The 21st Century has thus far been characterized by production and advancement of various technologies. Every sector of society is impacted by some form of technology, with people trying to learn how to make the most of what exist while at the same time trying to keep up with each new advance as it emerges. This rapid growth is present in the educational sector where it can be difficult to keep up not only with the changing technology but also with the changing needs of students. Students are some of the most active technology users in today’s society (Wentorth & Middleton, 2014). The uses vary from personal use such as social media, to use for learning purposes. Educational institutions have been integrating technology into their classrooms, while at the same time scholars continue to question whether the presence of technologies has been having an impact on the learning process of students. The answer ultimately depends on what side of the debate one chooses, so researchers have found a positive correlation between technology use and self-direction and between self-direction and engagement (Rashid & Asghar, 2015), while others argue that the rapid deployment of technology has outpaced the pedagogy needed to make full use of it (Fullan, Quinn, & McEachen, (2017).This debate is taking place particularly in Higher Educational Institutions.

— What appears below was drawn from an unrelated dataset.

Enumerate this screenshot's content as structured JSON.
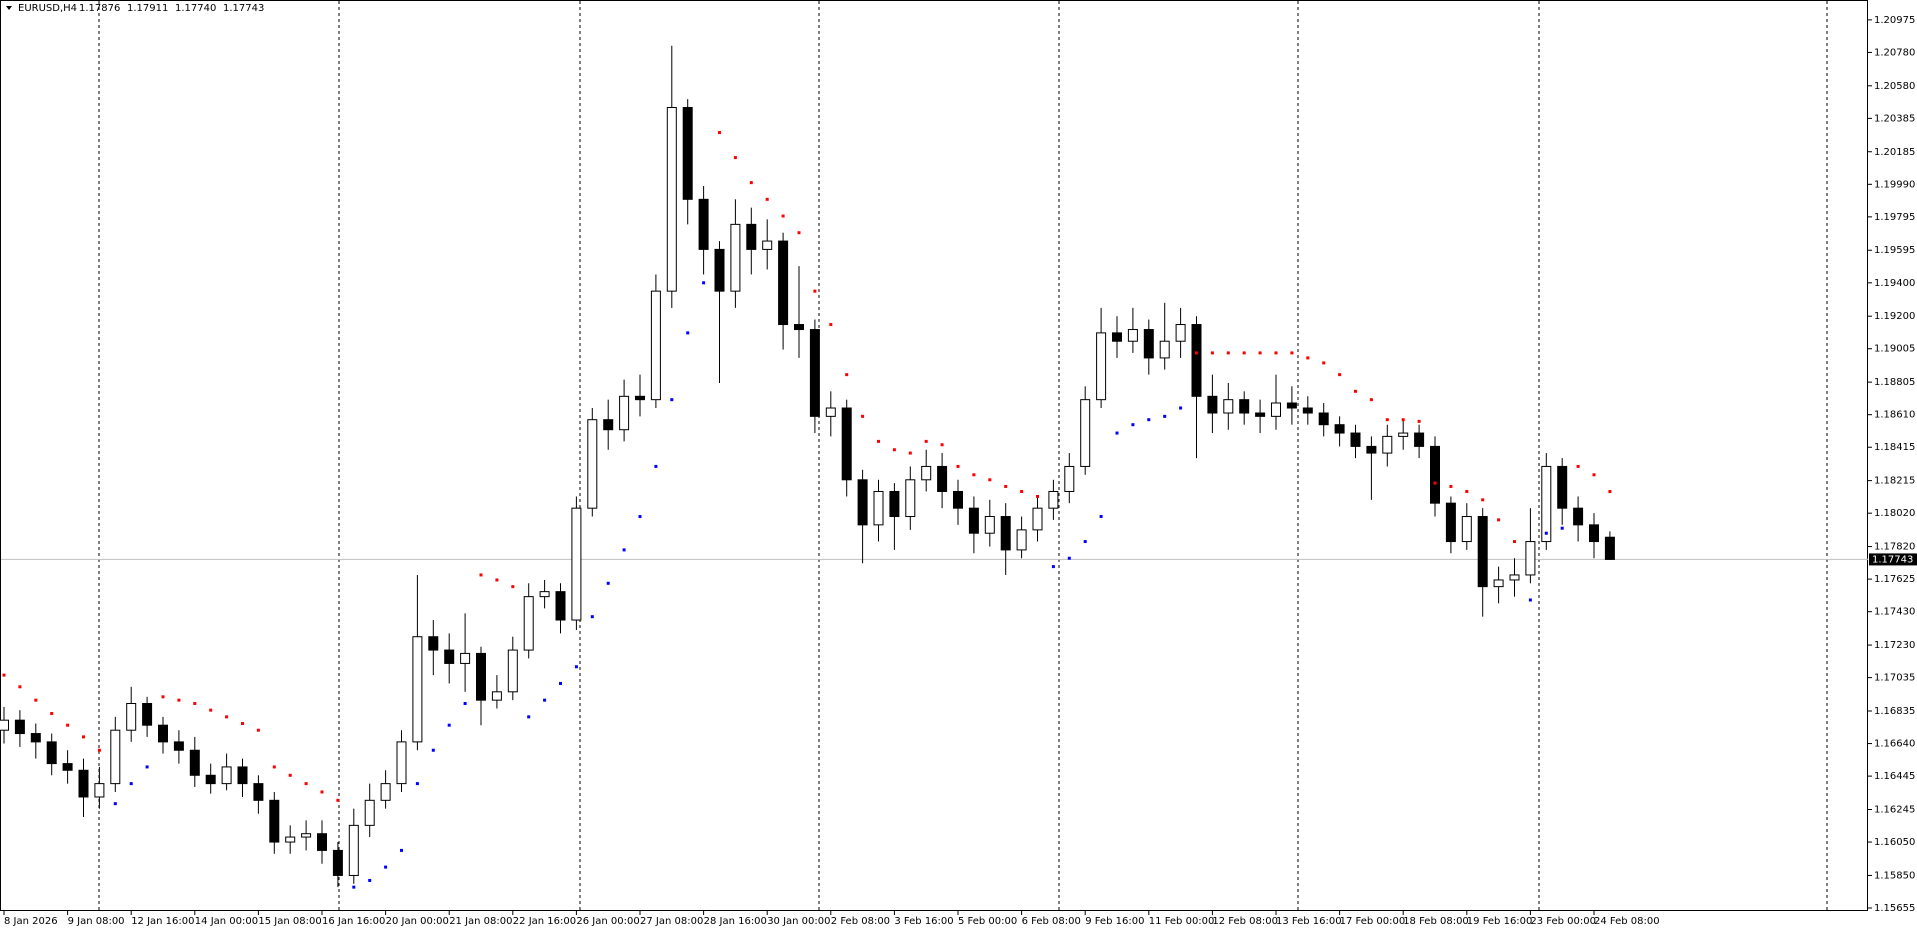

Higher education has long been viewed, globally, as a means by which to develop the human resources and skilled expertise needed to drive economic development (Clothey, 2011). It is in universities and other post-secondary institutions that students are expected to gain the needed skills for them to contribute to advancing the economic engine. To gain a competitive edge and to keep up with the ever-changing landscape, Davies and West (2013), note that it has become expected by students that teachers use technology to enhance their teaching process and thereby enhancing their education. In higher education, Information Technology (IT) departments, have been tasked with providing and supporting organizational units as well as the university as a whole. In an article about the state’s perspective of the future of IT, Jonsen and Johnstone (1991) specified goals for technology in higher education. These goals included equity in use, efficiency, and quality of education (Jonsen & Johnstone, 1991). In 2019, these goals are still pertinent to using technology to enhance student success.

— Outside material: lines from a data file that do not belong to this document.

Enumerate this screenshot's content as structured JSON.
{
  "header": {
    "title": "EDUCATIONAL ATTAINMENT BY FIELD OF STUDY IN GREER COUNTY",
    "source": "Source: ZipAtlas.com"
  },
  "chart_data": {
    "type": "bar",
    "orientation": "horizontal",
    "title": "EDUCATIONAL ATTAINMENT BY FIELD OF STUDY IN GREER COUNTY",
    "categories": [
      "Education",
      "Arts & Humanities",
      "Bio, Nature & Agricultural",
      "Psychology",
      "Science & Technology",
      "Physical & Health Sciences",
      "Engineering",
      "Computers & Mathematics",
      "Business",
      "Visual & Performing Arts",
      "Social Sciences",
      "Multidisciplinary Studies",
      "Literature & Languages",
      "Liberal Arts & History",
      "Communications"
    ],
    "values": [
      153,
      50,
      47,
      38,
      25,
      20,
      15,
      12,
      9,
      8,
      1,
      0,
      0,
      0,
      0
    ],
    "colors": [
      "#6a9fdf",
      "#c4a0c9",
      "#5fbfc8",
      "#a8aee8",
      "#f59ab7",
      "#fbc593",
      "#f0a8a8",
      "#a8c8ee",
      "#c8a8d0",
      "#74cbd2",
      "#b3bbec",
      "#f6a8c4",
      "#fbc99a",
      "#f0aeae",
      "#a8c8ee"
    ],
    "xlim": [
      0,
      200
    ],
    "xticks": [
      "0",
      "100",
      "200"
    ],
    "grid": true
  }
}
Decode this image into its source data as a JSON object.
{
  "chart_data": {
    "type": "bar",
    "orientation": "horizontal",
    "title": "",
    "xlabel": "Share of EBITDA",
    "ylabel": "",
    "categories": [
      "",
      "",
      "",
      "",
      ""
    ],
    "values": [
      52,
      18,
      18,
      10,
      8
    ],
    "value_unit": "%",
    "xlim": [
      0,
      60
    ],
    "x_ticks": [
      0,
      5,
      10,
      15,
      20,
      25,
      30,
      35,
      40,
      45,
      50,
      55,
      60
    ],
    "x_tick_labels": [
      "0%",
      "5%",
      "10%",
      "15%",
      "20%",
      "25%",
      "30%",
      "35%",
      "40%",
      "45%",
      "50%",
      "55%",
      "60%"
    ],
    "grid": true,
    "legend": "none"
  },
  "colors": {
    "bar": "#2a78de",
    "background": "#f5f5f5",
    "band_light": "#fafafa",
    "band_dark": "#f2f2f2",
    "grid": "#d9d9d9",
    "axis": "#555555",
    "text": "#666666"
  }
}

This chapter has two aims, the first is to explore three emerging IT issues in higher education and the second is how an engineering college in the United State has attempted to resolve them. The first issue the researchers explore centers around providing or recommending personal devices to students based on their degree program for the college’s bring your own device (BYOD) program. The second issue the researchers explore is how to make supplied technology accessible to students and how to ensure equitable access for all students. The third issue the researchers will explore in this chapter is the idea of collaborative learning spaces and VDI environments.

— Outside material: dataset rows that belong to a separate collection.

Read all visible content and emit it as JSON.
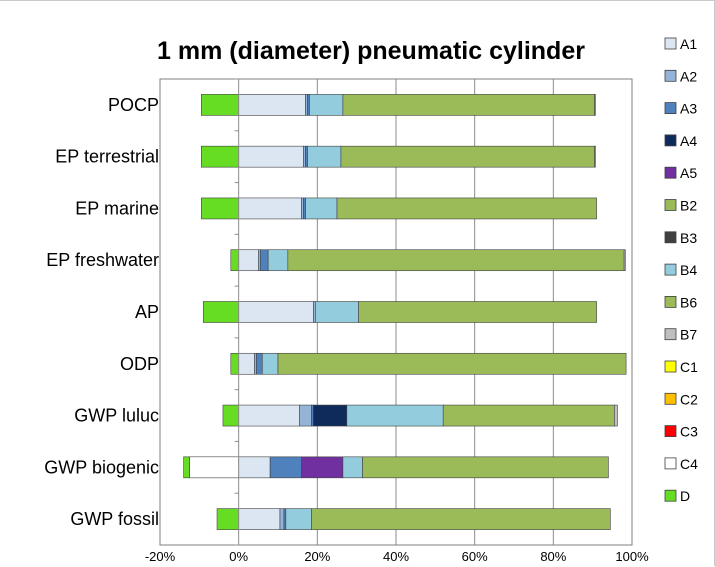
{
  "chart_data": {
    "type": "bar",
    "orientation": "horizontal",
    "stacked": true,
    "title": "1 mm (diameter) pneumatic cylinder",
    "xlabel": "",
    "ylabel": "",
    "xlim": [
      -0.2,
      1.0
    ],
    "x_ticks": [
      -0.2,
      0,
      0.2,
      0.4,
      0.6,
      0.8,
      1.0
    ],
    "x_tick_labels": [
      "-20%",
      "0%",
      "20%",
      "40%",
      "60%",
      "80%",
      "100%"
    ],
    "grid": "vertical",
    "legend_position": "right",
    "categories": [
      "POCP",
      "EP terrestrial",
      "EP marine",
      "EP freshwater",
      "AP",
      "ODP",
      "GWP luluc",
      "GWP biogenic",
      "GWP fossil"
    ],
    "series": [
      {
        "name": "A1",
        "color": "#dce6f2",
        "values": [
          0.17,
          0.165,
          0.16,
          0.05,
          0.19,
          0.04,
          0.155,
          0.08,
          0.105
        ]
      },
      {
        "name": "A2",
        "color": "#95b3d7",
        "values": [
          0.005,
          0.005,
          0.005,
          0.005,
          0.005,
          0.005,
          0.03,
          0,
          0.01
        ]
      },
      {
        "name": "A3",
        "color": "#4f81bd",
        "values": [
          0.005,
          0.005,
          0.005,
          0.02,
          0,
          0.015,
          0.005,
          0.08,
          0.005
        ]
      },
      {
        "name": "A4",
        "color": "#0f2b5b",
        "values": [
          0,
          0,
          0,
          0,
          0,
          0,
          0.085,
          0,
          0
        ]
      },
      {
        "name": "A5",
        "color": "#7030a0",
        "values": [
          0,
          0,
          0,
          0,
          0,
          0,
          0,
          0.105,
          0
        ]
      },
      {
        "name": "B2",
        "color": "#9bbb59",
        "values": [
          0,
          0,
          0,
          0,
          0,
          0,
          0,
          0,
          0
        ]
      },
      {
        "name": "B3",
        "color": "#404040",
        "values": [
          0,
          0,
          0,
          0,
          0,
          0,
          0,
          0,
          0
        ]
      },
      {
        "name": "B4",
        "color": "#93cddd",
        "values": [
          0.085,
          0.085,
          0.08,
          0.05,
          0.11,
          0.04,
          0.245,
          0.05,
          0.065
        ]
      },
      {
        "name": "B6",
        "color": "#9bbb59",
        "values": [
          0.64,
          0.645,
          0.66,
          0.855,
          0.605,
          0.885,
          0.435,
          0.625,
          0.76
        ]
      },
      {
        "name": "B7",
        "color": "#bfbfbf",
        "values": [
          0.002,
          0.002,
          0,
          0.003,
          0,
          0,
          0.008,
          0,
          0
        ]
      },
      {
        "name": "C1",
        "color": "#ffff00",
        "values": [
          0,
          0,
          0,
          0,
          0,
          0,
          0,
          0,
          0
        ]
      },
      {
        "name": "C2",
        "color": "#ffc000",
        "values": [
          0,
          0,
          0,
          0,
          0,
          0,
          0,
          0,
          0
        ]
      },
      {
        "name": "C3",
        "color": "#ff0000",
        "values": [
          0,
          0,
          0,
          0,
          0,
          0,
          0,
          0,
          0
        ]
      },
      {
        "name": "C4",
        "color": "#ffffff",
        "values": [
          0,
          0,
          0,
          0,
          0,
          0,
          0,
          -0.125,
          0
        ]
      },
      {
        "name": "D",
        "color": "#66dd22",
        "values": [
          -0.095,
          -0.095,
          -0.095,
          -0.02,
          -0.09,
          -0.02,
          -0.04,
          -0.015,
          -0.055
        ]
      }
    ]
  }
}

The college the researchers chose to study is an engineering college that is a part of a larger state funded university in the United States. This college is referred to as College X throughout the chapter. College X has approximately 4,500 users and 14-degree programs. Each degree program has different software and hardware needs for their students. Each issue explored in the chapter is an issue College X has defined and attempted to resolve. To better understand the issues, the researchers studied the literature on each issue and evaluated the resolution College X has implemented. The researchers evaluated the issues and resolutions and provided a recommendation based on the accessibility, reliability, and cost effectiveness of each.